As I sat hearing the echoing voices of protestors, I knew that the women here deserved better, and that lawmakers should offer them better. I sat in a waiting room with thirty young, scared girls in hospital gowns, throwing up and writhing in pain from the medication. The clinic was a small brick building with not enough space for all of us. We sat so close together that our shoulders were touching, and I could smell the vomit from across the tiny room. Every nurse tried their best to console the sickest patients—the ones that cried, the ones that vomited. They were worried about all of us. They had bags under their eyes that matched the dark waiting room with no windows. Many of them were tired volunteers.
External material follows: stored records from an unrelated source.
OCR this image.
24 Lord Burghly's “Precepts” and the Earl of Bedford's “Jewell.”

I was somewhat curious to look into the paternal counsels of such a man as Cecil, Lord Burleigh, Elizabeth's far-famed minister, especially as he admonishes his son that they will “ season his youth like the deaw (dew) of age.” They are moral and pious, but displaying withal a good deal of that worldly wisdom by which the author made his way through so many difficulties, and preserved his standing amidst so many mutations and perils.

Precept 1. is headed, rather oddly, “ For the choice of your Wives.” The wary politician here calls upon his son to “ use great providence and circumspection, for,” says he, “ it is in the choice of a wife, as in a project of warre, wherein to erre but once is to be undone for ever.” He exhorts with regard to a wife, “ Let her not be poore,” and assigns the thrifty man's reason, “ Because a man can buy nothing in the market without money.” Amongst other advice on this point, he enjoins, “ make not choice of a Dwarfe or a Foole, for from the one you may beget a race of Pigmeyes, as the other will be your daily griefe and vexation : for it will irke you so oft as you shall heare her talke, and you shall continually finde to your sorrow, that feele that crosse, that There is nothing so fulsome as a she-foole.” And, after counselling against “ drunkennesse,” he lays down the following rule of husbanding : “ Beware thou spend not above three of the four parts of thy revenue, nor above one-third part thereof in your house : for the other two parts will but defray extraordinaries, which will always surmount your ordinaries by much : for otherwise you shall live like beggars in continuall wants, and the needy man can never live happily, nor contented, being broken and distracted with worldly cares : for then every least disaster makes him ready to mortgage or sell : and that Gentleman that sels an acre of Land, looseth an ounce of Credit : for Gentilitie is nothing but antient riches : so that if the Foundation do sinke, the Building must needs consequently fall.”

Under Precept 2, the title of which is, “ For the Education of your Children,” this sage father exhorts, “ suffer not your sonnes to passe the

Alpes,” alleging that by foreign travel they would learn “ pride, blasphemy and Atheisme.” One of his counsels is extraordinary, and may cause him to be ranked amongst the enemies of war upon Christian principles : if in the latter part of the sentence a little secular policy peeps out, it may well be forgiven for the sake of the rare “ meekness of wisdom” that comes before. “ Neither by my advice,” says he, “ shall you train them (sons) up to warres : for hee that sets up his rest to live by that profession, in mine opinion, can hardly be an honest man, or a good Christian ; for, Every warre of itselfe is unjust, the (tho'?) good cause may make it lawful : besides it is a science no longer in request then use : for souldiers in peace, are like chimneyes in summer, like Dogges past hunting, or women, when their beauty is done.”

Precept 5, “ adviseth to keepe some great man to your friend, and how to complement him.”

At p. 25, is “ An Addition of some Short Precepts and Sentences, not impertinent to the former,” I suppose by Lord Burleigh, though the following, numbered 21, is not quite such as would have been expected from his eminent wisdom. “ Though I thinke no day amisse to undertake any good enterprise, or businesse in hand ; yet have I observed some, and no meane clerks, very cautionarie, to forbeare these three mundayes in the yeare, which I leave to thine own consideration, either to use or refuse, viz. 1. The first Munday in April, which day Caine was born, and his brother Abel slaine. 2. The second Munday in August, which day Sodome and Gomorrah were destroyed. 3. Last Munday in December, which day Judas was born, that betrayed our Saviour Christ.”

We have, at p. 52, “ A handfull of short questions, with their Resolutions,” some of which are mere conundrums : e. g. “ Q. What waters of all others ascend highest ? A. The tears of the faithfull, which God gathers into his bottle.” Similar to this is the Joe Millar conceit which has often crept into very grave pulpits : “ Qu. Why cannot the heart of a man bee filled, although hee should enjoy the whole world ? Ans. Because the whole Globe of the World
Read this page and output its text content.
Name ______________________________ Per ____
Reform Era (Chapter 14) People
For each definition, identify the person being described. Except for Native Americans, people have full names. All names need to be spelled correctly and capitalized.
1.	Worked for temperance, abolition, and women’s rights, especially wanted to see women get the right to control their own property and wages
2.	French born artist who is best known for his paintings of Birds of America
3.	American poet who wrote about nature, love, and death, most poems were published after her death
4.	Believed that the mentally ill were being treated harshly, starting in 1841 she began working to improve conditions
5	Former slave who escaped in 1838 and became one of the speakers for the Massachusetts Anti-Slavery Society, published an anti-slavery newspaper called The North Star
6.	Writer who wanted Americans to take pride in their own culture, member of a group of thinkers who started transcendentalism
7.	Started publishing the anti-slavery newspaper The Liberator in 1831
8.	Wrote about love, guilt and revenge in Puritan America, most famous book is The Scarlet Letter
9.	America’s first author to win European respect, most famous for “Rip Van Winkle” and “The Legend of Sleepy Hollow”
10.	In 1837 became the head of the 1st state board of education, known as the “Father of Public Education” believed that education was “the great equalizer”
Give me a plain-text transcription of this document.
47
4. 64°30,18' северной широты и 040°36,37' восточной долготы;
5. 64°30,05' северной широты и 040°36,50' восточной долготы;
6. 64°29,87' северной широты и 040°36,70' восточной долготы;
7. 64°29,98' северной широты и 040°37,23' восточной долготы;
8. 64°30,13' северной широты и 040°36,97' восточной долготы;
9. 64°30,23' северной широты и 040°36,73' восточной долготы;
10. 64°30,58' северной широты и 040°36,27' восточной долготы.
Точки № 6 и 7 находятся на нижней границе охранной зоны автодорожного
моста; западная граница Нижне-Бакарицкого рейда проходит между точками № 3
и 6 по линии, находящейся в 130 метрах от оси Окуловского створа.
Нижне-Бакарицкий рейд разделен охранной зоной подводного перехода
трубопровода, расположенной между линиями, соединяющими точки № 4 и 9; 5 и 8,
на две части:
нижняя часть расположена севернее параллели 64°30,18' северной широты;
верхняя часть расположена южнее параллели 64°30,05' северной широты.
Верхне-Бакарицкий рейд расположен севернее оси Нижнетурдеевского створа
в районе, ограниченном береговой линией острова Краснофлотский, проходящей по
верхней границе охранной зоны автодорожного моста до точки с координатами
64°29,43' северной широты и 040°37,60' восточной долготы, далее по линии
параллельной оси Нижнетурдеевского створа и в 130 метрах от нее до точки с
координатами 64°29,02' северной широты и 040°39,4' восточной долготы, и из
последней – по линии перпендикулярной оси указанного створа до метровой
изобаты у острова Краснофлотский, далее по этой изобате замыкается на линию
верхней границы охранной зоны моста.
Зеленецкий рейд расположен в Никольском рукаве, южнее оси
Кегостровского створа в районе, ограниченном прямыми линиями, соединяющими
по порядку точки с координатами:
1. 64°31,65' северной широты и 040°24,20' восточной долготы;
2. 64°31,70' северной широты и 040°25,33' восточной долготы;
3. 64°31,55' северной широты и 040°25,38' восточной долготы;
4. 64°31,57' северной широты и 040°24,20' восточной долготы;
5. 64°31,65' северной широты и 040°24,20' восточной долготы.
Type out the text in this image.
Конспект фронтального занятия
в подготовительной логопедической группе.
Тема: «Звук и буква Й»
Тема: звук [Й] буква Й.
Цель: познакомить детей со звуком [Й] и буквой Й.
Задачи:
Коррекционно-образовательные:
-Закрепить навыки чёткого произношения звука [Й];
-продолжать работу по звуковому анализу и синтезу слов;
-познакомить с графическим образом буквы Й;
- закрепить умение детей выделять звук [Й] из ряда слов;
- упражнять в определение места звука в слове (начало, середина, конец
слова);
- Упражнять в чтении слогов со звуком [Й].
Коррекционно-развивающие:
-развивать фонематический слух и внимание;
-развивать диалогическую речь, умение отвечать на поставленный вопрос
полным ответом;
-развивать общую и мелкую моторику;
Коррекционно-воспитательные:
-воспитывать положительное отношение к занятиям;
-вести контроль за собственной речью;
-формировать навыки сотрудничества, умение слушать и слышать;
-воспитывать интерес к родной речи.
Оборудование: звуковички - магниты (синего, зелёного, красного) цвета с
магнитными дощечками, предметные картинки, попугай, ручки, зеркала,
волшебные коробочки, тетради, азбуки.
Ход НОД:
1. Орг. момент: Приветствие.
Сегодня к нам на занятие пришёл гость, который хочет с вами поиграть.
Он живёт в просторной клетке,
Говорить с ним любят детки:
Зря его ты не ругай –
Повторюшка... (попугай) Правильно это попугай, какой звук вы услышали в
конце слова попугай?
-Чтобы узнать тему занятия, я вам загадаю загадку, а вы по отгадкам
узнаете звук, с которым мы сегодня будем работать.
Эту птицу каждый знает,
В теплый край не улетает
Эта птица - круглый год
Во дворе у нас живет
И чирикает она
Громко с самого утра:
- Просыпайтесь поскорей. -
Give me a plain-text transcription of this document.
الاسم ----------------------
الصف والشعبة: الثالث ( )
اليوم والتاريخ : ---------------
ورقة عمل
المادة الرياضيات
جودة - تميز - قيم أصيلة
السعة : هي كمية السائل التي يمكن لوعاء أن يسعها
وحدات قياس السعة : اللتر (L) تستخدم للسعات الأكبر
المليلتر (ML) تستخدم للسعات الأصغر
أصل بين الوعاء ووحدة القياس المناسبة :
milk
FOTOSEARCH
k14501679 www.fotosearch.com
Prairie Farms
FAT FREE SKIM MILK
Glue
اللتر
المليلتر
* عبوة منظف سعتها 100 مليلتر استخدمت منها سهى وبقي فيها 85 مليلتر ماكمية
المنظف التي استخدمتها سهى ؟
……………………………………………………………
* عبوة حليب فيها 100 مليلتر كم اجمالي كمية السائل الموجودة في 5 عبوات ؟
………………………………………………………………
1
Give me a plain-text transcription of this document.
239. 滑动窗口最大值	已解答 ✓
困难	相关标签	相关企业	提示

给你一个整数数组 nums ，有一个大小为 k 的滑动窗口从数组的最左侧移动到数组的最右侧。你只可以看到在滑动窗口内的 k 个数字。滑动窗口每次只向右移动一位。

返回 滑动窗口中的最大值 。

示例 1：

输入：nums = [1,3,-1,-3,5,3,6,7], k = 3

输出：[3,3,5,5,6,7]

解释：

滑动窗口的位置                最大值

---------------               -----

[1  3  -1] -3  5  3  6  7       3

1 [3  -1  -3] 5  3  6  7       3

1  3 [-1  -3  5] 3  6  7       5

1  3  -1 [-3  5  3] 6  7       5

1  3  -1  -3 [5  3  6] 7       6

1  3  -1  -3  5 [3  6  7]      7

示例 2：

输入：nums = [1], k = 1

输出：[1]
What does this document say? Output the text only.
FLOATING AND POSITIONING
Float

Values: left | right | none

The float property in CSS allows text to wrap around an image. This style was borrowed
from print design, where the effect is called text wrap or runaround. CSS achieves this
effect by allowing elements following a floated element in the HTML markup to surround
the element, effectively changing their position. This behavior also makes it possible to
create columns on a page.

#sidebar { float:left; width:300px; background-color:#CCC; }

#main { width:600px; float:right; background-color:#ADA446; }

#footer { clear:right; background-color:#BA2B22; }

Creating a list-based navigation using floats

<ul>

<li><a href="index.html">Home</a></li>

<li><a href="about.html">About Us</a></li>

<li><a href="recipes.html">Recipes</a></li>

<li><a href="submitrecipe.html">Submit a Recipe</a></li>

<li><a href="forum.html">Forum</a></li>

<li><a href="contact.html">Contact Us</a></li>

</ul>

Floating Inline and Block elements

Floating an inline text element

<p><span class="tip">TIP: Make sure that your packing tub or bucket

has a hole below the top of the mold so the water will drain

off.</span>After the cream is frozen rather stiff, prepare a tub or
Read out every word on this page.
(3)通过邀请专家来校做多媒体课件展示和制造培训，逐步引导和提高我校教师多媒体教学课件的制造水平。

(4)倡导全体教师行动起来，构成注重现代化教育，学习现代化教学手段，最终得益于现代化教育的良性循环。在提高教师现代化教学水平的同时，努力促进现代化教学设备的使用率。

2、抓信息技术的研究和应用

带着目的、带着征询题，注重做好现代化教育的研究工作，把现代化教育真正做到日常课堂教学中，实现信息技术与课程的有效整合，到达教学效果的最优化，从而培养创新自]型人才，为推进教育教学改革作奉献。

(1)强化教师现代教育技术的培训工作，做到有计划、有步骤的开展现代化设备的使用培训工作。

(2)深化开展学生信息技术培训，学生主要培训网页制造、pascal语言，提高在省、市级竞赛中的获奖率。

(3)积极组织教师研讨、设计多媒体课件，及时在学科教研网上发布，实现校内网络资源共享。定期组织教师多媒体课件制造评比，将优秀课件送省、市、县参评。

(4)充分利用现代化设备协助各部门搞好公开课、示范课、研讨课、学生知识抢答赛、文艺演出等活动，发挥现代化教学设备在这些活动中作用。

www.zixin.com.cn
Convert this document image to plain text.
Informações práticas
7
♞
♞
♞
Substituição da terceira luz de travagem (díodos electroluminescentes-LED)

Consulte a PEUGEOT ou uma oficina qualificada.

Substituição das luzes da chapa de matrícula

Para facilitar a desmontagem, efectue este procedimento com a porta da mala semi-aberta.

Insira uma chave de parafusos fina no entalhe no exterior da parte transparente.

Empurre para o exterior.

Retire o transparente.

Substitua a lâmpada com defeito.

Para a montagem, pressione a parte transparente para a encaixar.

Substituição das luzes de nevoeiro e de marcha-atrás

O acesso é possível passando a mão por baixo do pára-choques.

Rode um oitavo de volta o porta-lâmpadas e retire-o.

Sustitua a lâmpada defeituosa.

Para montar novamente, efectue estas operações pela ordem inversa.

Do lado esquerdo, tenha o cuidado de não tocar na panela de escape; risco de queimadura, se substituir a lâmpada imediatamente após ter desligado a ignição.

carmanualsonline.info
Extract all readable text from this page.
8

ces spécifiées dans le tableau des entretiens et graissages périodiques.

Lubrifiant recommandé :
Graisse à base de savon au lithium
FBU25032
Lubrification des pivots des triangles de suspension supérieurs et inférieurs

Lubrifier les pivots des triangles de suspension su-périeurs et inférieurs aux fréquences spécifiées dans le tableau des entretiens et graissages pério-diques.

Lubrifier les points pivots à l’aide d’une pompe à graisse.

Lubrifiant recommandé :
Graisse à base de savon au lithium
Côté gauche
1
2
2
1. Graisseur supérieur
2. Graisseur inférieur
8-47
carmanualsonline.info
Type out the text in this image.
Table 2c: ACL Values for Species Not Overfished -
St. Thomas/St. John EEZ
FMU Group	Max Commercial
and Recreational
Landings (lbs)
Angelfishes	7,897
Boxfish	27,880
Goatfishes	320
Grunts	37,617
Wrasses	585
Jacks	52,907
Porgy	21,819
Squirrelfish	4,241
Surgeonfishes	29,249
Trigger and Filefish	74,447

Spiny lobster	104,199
They didn’t wear name tags because working at the clinic could threaten their careers.

 

I watched girls in fear, struggling to make difficult decisions with their partners, and wondered how much of their anguish and guilt comes from the society that lawmakers and conservative idealists created. I watched proud women hold their tears, wearing the faded hospital gowns with pride, and wondered if they also felt tinges of guilt. I myself, clinched my stomach, and pondered for a second if I was a murderer. The protestors, the long wait, the counseling session, the anonymous nurses, it all was adding up in my head—should I feel guilty about this decision? Everything around me is telling me I should not be in this room right now. Yet, here I am.

 

Now as I sit here eating these gloriously delicious mashed potatoes, a comfort food the South has perfected for moments like this, I know the answer: I have no regret. I made a decision, for myself, that was right for my life. But I wonder how much easier it could have been for me, for the other women in that room, if these restrictive laws or ruthless protestors, or an ignorant governor, did not belittle my decision. No amount of delicious Southern food can sooth the worry, the guilt, the sharp cramps, and unrelenting nausea that comes with the decision to have an abortion. If you are one of the 25% of women who know what it is like to make this decision, I have an unrelenting respect and admiration for you. I applaud the women who sat beside me, the nurses that took care of me, and the security guards that protected me. Even with their support, laws in this region of the country have made this one of the most difficult and traumatic experiences of my life. The people and mindsets of the South may have created comfort food, but their abortion laws have no ounce of comfort in them. Southern policymakers—do fucking better.